Nvidia claims that using this AI within DLSS 3.5 will improve image quality, as the denoiser and its temporal function will be able to preserve some extra detail while preventing some of the artifacts (temporal ghosting, or detail blurring) that current denoisers cause or are unable to prevent.

However, as with other such AI techniques, it should be remembered that we are talking about a rendering technique that works on the principle of approximation and all these AI techinques are largely about “guessing and making up” visual data from limited and missing image information, so it cannot magically deliver a perfect result. The goal of DLSS 3.5, as with other DLSS iterations, is to achieve better visual result within some performance constraints. But still, various artifacts and imperfections can (or rather will) occur in the output. After all, all versions of DLSS have undergone and continue to undergo evolution, which is precisely about incremental improvement and mitigation of various flaws and artifacts.

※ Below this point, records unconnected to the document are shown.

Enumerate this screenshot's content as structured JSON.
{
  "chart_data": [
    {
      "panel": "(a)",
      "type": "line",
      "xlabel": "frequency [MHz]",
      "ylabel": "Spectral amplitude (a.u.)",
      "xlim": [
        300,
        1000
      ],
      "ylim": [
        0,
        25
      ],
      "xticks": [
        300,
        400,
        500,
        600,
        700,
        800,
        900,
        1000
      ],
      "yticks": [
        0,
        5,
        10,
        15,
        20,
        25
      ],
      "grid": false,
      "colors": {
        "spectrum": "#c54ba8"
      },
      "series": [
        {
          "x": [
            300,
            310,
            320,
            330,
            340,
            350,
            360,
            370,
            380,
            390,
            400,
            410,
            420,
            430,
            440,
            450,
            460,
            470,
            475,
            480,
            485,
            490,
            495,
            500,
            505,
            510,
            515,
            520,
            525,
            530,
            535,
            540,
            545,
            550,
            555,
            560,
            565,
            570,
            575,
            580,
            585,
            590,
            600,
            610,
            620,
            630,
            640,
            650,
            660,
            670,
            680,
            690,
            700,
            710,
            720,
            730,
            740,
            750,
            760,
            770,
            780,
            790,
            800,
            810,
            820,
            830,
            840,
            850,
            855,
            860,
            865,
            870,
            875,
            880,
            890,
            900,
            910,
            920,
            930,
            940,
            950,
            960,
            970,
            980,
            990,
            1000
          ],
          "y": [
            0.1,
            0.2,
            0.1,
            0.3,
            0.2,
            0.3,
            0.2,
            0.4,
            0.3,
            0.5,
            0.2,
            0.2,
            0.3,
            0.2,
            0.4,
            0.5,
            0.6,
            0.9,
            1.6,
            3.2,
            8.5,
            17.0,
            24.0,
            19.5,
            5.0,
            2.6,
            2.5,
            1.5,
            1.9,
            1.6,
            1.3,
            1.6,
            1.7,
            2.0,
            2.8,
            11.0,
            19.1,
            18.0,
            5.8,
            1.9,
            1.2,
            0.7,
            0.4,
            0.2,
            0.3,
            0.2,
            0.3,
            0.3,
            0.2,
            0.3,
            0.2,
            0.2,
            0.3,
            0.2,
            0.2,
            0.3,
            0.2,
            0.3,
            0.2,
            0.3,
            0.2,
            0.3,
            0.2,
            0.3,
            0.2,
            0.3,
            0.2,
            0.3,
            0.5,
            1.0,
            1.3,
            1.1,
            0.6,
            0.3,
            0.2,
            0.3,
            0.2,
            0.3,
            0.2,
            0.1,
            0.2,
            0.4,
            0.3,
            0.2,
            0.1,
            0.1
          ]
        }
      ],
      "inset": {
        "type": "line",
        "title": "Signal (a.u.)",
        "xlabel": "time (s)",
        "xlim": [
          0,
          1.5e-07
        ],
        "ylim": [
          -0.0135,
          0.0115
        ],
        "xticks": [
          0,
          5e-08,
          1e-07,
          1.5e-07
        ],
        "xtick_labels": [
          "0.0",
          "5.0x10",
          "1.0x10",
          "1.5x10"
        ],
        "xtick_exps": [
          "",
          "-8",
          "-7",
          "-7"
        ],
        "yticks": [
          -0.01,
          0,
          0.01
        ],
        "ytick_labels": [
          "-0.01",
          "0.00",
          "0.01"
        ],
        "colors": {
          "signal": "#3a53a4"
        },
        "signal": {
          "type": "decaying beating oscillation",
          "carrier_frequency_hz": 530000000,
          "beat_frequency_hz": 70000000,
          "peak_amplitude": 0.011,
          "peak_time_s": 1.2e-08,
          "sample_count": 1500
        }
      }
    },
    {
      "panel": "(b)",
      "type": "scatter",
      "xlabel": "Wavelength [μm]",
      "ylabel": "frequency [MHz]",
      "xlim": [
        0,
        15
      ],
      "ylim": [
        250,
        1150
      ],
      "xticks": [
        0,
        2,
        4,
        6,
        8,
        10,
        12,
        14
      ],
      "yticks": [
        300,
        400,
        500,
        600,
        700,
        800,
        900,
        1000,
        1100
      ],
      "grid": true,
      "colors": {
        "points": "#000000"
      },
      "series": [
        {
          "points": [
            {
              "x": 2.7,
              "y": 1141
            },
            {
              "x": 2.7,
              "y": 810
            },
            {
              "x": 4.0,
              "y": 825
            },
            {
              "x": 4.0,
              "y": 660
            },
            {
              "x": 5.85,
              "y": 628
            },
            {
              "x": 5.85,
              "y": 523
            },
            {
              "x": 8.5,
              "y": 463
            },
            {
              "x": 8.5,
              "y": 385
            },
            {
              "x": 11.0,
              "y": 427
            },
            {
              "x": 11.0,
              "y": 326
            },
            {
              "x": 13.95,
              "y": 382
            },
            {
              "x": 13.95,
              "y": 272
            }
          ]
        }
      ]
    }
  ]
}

DLSS 3.5 does not imply DLSS 3

According to Nvidia, DLSS 3.5 as we have just described it should work on all GeForce graphics cards with tensor cores, i.e. on GeForce RTX 2000, 3000 and 4000. It doesn’t require the new dedicated special-purpose units from the Ada Lovelace generation GPUs, unlike DLSS 3. Nevertheless, beware that “DLSS 3.5” in this sense doesn’t mean a fully replacement (or superset) of DLSS 3, although the naming convention implies this.

The Frame Generation technology (that inserts frames interpolated from the game’s frames that aren’t rendered by the actual game), which until now has been referred to as DLSS 3, will still require the dedicated hardware of GeForce RTX 4000 graphics cards. The announcement of DLSS 3.5 does not mean that you will now get Frame Generation with GeForce RTX 2000 and 3000 generation graphics cards. In that regard, the designation chosen by Nvidia isn’t very fortunate.

Více: S RTX 4000 přichází Nvidia DLSS 3. Nová generace AI upscalingu generuje snímky, obchází limit CPU

In fact, DLSS 3.5 in terms of Ray Recontruction does not even require that DLSS 3 image generation be used at the same time, even though Nvidia’s diagram of how it works lists both of these techniques in the overall DLSS 3.5 “flowchart”. However, Ray Reconstruction needs DLSS 2.x to be active at the same time, in order to be able to do the joint AI denoising-upscaling.

In games in the autumn

According to Nvidia, the technology should appear in Cyberpunk 2077, of which the company showed a demo. It should also be seen in the Portal remake with raytracing effects and Allan Wake 2.

For games, that’s it for now, the other software stated to be getting the feature is related to graphics rendering outside of games – Chaos Vantage, D5 Render and the Nvidia Omniverse framework. These titles should be available in the autumn, so we won’t have to wait too long for the chance to test this.